Photo de Georges PatientGeorges Patient :

Madame la présidente, madame la secrétaire d’État, mes chers collègues, les populations des quatre départements d’outre-mer ont manifesté, durant l’année écoulée, leur volonté de voir changer les choses. Le chef de l’État les a entendues et a lancé les états généraux de l’outre-mer, dont les contributions vous ont été récemment restituées, madame la secrétaire d’État. Le Sénat a lui aussi réagi, par l’élaboration d’un rapport que le président et le rapporteur de la mission commune d’information, MM. Serge Larcher et Éric Doligé, nous ont largement présenté et dont vous avez été destinataire.

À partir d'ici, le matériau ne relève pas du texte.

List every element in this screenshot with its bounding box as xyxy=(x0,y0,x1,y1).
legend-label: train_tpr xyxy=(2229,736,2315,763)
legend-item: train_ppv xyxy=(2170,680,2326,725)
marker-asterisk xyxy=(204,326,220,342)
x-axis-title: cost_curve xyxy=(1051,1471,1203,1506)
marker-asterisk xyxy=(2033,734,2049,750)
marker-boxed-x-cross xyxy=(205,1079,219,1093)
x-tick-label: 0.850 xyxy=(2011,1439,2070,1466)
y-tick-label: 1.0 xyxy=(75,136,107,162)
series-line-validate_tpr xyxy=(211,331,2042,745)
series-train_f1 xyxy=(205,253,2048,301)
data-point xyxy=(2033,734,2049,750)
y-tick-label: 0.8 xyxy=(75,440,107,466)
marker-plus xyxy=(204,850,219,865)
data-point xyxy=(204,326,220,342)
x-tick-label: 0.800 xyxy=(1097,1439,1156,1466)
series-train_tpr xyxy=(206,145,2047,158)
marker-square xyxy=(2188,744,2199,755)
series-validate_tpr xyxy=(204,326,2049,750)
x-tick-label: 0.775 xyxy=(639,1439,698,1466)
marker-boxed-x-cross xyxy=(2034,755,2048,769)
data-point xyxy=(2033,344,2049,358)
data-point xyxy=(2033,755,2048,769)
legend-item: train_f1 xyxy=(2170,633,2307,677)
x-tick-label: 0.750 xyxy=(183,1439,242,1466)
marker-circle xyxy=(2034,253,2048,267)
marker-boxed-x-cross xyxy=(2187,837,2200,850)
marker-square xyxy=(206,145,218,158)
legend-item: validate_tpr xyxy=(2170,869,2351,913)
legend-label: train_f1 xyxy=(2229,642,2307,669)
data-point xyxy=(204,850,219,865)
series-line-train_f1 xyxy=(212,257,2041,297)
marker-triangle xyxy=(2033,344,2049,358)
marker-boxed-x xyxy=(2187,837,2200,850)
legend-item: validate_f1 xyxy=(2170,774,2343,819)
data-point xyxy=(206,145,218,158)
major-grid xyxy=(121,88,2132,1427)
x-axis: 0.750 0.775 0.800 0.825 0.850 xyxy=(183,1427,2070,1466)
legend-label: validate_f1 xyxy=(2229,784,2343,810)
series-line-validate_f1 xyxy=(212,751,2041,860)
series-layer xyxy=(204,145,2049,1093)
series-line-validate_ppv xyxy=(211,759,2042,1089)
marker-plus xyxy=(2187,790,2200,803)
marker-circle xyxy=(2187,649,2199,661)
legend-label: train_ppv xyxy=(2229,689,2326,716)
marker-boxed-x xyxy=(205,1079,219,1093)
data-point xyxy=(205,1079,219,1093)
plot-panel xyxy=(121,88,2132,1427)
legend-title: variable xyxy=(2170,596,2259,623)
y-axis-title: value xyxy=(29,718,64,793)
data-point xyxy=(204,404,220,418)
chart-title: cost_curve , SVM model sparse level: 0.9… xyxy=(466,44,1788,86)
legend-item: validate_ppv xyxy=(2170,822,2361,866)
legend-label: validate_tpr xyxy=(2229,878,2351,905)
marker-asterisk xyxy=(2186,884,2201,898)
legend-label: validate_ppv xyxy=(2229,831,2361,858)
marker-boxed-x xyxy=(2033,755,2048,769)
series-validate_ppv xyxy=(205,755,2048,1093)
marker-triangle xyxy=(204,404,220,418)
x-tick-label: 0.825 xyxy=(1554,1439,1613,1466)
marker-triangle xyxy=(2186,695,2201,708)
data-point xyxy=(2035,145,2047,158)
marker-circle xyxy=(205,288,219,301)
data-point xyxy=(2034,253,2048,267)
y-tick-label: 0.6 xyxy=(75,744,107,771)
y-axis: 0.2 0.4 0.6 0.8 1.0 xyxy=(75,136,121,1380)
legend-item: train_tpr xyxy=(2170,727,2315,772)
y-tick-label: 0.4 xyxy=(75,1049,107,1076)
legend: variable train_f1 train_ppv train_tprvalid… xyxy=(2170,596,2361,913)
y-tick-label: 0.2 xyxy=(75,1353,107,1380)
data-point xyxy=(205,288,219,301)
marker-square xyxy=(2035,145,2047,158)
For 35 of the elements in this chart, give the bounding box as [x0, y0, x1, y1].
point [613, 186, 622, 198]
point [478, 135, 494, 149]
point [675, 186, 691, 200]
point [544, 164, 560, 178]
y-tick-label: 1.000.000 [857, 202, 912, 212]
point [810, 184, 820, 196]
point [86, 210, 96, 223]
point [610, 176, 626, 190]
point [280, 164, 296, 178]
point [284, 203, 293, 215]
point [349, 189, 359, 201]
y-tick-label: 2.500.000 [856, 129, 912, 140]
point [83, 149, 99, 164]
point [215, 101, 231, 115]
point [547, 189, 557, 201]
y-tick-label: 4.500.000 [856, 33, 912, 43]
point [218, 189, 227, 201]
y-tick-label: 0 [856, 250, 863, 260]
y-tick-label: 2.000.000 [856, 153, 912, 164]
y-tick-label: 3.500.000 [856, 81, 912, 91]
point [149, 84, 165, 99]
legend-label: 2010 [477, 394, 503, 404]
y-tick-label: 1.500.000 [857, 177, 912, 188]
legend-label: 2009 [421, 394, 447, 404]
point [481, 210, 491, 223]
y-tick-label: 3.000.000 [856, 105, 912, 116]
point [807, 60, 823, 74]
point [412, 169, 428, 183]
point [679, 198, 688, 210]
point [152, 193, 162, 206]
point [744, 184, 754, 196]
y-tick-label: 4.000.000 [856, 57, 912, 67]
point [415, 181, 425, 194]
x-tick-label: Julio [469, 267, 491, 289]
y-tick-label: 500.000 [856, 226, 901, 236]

Vous êtes donc en possession de deux rapports, qui présentent pour la Guyane une certaine similitude entre eux, ainsi qu’avec un document beaucoup plus ancien, rédigé en 1997 par les états généraux de Guyane, œuvre conjointe des socioprofessionnels, des élus politiques et des autorités coutumières. Ce document n’a malheureusement pas été pris en considération. Il est bien dommage d’avoir perdu douze ans, car ces trois rapports dressent un même constat : tous trois dénoncent l’insuffisante prise en compte de la réalité de la Guyane et insistent sur la nécessité d’un développement endogène réussi.

Cela étant, le rapport du Sénat, avec ses cent propositions concrètes, apporte un élément nouveau : il donne une légitimité nationale à nos revendications locales, jusqu’alors peu prises en considération, leur apportant en quelque sorte une caution nationale qui ne peut laisser indifférents le Gouvernement et le chef de l’État : à toutes ces propositions concrètes, ils doivent désormais donner une traduction qui ne le soit pas moins.

Le chef de l’État a commencé à le faire, notamment sur le plan de la gouvernance institutionnelle, en répondant positivement à la demande de consultation populaire formulée par le congrès de Guyane, mais il devra continuer sur cette lancée, dès le 6 novembre, lors du conseil interministériel, s’agissant de sujets sensibles et pressants.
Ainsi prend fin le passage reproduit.